Again, “We fear nothing!”
And lastly, “God in His Spirit being with you, what do you fear?”
“We fear nothing!”
The battle following is recorded in history, along with most of the acts of that despicable Reich. Exchanging naval fire, the mighty Hood took an explosive shell from one of the main guns mounted by Bismarck. Received into its powder magazine, the great battleship was killed with nearly every member of the crew who had gathered on deck to renew their commitment to duty so little time before. One, at least, was carried to the surface in a bubble from a suddenly rupturing boiler, and so survived to pass along the lesson you’ve now heard.
They died, yes. But they did not fear, and in that a greater victory than the crew of the Hood might have won at sea was the result.
Spiritual and moral strength was more common a lifetime ago. In too many segments of today’s society, fear has replaced faith, and those in its grip trust in others who proclaim their best interests to address the objects of those fears. It’s unfortunate that often the terror is of contrived circumstances engineered to steer an agenda designed to produce benefits to a few out of the misery of many more.

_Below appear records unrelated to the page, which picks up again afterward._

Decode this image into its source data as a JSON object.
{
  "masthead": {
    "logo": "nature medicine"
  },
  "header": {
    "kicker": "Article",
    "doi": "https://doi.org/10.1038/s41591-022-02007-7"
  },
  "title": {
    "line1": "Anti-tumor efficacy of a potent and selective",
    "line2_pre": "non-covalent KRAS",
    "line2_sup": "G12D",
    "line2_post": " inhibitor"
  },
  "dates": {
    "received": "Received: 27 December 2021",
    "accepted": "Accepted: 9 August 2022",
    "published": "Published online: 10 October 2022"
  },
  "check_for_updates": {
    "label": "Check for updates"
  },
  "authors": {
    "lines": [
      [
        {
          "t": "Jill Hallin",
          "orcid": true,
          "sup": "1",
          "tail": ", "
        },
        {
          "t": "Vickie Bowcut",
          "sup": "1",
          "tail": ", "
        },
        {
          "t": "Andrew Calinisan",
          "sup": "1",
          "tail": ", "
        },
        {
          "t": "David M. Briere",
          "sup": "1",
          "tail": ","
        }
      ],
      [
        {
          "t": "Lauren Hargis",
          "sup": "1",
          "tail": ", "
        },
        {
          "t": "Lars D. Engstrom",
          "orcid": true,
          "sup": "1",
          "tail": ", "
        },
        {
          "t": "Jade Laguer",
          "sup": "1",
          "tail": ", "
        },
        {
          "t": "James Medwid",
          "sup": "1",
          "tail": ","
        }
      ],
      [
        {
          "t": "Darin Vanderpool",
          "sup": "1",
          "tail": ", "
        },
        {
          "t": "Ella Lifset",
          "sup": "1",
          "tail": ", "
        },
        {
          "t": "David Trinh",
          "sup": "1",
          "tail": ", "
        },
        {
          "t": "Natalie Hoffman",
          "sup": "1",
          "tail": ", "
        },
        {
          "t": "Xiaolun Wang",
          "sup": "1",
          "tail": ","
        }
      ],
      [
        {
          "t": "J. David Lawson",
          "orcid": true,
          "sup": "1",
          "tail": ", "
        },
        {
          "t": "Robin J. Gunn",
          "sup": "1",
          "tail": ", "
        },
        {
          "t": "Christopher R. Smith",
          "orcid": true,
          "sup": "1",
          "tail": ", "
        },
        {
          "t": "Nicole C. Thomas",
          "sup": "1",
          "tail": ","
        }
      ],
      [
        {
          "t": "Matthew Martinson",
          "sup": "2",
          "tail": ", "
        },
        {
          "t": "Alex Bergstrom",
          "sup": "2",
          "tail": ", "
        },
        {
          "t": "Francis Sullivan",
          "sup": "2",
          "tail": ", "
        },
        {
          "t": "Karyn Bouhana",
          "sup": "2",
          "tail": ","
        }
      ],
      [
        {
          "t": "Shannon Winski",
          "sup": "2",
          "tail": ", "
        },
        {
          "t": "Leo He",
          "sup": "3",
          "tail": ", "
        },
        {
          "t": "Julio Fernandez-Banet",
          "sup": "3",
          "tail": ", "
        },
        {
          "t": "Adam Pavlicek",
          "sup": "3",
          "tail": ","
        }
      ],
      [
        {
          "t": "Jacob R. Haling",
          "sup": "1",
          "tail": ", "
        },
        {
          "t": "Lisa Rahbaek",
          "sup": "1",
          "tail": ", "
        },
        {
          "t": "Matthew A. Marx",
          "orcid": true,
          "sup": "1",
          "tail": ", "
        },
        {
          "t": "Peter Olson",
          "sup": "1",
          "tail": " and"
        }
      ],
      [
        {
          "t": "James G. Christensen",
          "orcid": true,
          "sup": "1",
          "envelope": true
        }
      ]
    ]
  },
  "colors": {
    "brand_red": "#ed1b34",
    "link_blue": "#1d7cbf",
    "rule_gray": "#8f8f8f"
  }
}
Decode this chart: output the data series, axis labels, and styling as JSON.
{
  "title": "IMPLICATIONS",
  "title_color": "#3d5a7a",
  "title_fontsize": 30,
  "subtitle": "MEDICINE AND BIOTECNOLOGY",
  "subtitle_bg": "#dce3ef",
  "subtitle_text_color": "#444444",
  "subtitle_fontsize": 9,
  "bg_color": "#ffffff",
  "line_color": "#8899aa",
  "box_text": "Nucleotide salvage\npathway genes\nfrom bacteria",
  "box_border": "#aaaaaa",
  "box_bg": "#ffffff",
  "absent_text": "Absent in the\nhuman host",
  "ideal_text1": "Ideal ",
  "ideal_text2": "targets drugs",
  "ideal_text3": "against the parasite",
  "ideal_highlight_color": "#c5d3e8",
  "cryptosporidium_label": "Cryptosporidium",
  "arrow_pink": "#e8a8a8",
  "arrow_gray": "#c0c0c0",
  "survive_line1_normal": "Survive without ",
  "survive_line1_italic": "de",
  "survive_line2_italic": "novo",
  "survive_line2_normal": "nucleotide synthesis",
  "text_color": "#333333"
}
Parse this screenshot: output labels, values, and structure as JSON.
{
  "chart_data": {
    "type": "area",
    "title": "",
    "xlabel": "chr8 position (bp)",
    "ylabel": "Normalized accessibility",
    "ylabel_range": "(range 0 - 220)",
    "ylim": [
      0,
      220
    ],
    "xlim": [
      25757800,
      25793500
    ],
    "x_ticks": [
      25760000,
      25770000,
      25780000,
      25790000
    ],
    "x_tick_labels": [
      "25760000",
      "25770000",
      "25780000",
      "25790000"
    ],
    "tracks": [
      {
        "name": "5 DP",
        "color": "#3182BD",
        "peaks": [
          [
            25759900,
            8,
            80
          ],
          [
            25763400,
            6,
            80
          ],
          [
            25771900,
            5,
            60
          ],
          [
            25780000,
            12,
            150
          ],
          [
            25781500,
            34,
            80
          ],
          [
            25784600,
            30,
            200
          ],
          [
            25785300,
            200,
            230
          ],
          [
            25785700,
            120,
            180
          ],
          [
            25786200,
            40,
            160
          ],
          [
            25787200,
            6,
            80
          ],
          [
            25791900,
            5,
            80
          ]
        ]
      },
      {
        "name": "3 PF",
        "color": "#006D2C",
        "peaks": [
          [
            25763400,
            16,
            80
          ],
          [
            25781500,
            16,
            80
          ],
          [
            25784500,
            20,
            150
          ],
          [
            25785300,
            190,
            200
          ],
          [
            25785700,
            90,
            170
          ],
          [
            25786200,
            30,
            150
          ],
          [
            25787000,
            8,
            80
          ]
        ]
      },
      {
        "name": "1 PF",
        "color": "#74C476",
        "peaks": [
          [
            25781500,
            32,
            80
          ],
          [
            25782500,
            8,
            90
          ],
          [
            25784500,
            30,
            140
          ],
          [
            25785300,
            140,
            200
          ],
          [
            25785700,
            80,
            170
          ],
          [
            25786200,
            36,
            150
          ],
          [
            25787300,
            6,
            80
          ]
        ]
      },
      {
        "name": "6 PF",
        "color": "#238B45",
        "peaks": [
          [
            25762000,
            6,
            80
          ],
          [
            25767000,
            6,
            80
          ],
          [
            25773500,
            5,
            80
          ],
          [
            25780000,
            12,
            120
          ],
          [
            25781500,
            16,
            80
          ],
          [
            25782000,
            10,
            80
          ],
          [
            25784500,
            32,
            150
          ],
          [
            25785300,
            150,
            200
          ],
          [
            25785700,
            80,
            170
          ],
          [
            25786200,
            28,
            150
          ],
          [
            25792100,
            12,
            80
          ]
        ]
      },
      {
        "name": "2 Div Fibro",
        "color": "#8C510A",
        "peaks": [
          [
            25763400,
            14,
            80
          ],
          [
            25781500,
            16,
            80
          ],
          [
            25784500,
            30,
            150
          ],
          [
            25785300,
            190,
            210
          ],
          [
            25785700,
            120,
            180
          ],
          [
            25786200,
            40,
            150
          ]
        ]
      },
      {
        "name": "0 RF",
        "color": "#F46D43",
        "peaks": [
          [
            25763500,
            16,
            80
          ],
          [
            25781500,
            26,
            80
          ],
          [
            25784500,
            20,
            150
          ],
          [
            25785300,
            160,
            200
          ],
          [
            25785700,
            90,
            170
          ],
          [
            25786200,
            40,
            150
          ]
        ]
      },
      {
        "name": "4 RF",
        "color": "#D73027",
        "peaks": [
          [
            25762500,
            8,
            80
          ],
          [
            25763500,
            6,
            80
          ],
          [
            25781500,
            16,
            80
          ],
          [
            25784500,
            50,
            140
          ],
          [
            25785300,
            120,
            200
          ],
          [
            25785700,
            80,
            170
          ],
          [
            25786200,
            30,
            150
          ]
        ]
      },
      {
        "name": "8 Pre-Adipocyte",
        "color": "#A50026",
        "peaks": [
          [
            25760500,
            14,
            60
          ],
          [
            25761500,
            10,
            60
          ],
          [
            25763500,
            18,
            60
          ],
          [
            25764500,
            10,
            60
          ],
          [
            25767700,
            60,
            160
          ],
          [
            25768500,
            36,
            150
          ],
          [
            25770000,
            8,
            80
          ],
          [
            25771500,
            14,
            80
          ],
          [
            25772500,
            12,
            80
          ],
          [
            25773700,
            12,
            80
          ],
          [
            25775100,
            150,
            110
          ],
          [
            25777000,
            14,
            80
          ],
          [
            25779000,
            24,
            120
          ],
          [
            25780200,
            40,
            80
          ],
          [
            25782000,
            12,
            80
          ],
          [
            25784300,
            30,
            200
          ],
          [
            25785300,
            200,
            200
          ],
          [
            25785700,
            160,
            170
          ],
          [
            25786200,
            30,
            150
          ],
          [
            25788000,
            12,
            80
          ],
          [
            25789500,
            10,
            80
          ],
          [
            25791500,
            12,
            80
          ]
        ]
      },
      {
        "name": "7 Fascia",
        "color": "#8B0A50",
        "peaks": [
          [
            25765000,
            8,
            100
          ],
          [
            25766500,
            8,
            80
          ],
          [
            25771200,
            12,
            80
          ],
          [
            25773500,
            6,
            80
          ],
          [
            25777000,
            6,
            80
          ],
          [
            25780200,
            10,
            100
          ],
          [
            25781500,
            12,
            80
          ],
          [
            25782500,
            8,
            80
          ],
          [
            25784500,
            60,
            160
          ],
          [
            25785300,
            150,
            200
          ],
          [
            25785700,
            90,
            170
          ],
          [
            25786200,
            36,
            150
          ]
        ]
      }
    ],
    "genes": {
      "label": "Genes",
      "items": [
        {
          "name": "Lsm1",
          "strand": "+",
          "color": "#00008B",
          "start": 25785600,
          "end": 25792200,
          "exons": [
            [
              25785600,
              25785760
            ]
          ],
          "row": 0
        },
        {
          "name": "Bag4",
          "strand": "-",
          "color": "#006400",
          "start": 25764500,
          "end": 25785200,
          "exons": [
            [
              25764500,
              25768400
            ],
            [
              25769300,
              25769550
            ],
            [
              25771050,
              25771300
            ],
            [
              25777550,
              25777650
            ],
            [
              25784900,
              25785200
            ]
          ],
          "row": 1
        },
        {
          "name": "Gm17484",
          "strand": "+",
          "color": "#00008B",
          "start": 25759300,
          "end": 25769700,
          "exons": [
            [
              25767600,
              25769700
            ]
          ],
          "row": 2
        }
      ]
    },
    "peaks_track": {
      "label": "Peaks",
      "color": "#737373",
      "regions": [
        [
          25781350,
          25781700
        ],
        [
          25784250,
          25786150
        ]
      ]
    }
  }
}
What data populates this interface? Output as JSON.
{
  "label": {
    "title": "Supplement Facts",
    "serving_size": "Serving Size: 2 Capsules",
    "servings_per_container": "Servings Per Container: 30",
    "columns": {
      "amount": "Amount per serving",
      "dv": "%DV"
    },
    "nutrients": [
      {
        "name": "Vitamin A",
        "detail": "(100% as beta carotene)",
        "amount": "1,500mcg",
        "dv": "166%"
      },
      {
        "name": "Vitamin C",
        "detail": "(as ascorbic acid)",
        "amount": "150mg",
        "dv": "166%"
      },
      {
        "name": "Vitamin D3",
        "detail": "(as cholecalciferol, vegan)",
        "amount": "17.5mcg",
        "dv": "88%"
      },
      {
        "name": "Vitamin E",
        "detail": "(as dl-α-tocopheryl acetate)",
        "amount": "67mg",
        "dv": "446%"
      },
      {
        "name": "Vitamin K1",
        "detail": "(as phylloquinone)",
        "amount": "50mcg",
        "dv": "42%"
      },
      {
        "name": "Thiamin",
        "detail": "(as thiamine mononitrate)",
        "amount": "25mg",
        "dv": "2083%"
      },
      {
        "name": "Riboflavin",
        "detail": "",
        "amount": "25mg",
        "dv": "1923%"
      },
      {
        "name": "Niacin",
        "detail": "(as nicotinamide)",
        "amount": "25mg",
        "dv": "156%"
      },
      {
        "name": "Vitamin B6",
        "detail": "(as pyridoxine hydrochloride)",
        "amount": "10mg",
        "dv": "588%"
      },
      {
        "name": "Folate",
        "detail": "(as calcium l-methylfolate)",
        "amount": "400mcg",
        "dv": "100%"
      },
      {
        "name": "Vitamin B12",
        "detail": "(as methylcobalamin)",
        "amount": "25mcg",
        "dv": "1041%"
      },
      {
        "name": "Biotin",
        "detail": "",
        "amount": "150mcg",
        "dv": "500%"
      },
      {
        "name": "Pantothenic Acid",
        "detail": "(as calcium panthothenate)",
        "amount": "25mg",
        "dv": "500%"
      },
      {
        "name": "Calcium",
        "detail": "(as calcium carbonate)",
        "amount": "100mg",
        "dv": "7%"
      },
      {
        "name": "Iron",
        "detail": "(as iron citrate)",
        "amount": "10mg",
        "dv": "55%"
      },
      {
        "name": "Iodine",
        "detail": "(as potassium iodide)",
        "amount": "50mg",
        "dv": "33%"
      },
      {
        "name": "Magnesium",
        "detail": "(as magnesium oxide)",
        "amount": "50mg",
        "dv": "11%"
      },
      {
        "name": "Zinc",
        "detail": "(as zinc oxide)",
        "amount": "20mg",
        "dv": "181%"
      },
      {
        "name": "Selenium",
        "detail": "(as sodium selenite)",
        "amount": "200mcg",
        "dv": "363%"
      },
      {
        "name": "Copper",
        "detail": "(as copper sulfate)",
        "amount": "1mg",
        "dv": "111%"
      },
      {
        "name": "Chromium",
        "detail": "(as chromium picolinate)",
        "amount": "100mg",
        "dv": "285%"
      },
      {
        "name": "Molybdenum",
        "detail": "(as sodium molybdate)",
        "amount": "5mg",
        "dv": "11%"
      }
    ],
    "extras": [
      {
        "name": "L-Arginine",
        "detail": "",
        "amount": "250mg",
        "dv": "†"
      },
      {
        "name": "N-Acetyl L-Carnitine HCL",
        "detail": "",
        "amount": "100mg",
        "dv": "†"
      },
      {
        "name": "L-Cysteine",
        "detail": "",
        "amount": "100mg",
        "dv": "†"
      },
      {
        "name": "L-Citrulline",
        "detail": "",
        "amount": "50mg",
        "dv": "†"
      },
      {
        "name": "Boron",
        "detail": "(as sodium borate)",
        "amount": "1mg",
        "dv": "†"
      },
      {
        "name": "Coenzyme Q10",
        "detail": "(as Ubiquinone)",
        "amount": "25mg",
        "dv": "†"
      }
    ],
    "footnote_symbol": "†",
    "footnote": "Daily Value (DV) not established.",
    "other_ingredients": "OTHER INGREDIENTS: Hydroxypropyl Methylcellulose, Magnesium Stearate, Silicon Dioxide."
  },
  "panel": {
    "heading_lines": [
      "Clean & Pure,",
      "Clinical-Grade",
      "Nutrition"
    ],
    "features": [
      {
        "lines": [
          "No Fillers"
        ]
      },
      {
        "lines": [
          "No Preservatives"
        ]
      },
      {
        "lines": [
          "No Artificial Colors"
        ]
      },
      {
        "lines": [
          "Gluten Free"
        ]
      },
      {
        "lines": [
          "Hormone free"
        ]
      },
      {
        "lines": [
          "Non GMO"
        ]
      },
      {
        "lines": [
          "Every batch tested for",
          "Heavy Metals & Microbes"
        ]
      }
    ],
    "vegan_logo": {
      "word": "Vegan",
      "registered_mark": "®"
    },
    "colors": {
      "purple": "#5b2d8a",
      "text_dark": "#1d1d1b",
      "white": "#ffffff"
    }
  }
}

Be suspicious of those advocating fear and promising to do well by you in exchange for what they ask you to give up in return. You are served by cultivating strength, not weakness. You support yourself in an upright condition by leaning on virtue, not bowing under the weight of vice. You are illuminated by faith, not lost in the darkness of a wandering soul. Remember that one journeys only with a destination in mind, and it cannot be otherwise. You yourself are at the end of that road, and it’s there your Creator will tell you the story of your life in unfolding every mystery. You’re my reader. With every prayer I wish you well along the way, and toward that good end, I’m not afraid to do what I can.
Choose to love. – DA
In production news, the Editress has reached the 30% mark in production editing for my intertwined tales of Ritter at war in subsequent decades. Twenty-Four Hours to Midnight will, God willing, bring Sean, Farrah, Gabir and other characters you’ll remember back for another round. This time, as the tag line promises, it will be for family.